Shock and Awe

by David Isaak

This was weird. The idea is that some billionaire is gathering ex-military and paramilitary types in order to pull off nuking Mecca.

This is kind of the horse pill you have to swallow to read this. And one of the weird things about it, is that the book takes such care to craft the details about the various forms of munitions—and I have no idea if it’s right, but it’s convincingly portrayed—that you get the sense the author really cared about what he was writing. He didn’t just slap together a few preconceptions about firearms (which he totally could have). Even if he was wrong about the weapons (again, I’m not saying he is, I’m saying I couldn’t tell), he wasn’t lazy.

But…what a weird premise, in need of some fleshing out. “We’re going to blow up Mecca because that will neuter the Muslim threat.” Really? You know, I’m not even going to say that’s wrong; it seems to be a fantasy for some. But I without substantial backup, there’s a serious chance that your characters are just going to look like insane idiots.

But I got past that. Isaak is not a hack, as noted. So he rewards your reading with several very good sequences, and the plot hangs together pretty well at the low-level. (This is kind of the opposite of most novice writers, who rapid fire the high-level stuff at you with sloppy low-level know-what-I-mean stuff.) There’s decent suspense at several points, and you end up caring about the characters.

The characters are another weird point, though. A great many of them seem to have come from the redneck cliché store. I hate saying it because, again, a lot of work went into this, but it felt like the author was drawing heavily from popular media portrayals of gun enthusiasts, militia, etc. He fleshes them out as the story progresses, thankfully.

The last odd thing is the denouement.
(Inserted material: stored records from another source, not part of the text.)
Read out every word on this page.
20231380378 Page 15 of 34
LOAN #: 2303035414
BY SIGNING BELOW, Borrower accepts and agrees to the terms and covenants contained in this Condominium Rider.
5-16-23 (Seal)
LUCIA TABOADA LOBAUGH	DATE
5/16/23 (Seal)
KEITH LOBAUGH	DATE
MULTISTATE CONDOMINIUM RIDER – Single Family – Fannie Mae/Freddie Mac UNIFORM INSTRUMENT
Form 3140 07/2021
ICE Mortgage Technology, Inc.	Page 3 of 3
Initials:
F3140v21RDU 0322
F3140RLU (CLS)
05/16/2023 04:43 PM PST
I won’t do spoilers—even though this is pretty incidental to the 400+ previous pages—but if you’re gonna do a batshit conspiracy theory type story, the payoff should be something other than the fairly pedestrain sorts of left-wing fantasies that typified literature of the Bush years. (This is not a spoiler, but it’s intimated repeatedly, for example, that Bush himself would kinda-sorta be happy to see Mecca nuked. That’s a bizarre claim.)

I still kinda liked it overall. I really felt like the author got into the action scenes in a way that most authors kind of glide over. Flaws aside, the book as such held together pretty darn well. I don’t think the book sold well—I think I got it when a friend of mine who was running a book review site forwarded it to me—and sadly the guy hasn’t written another one.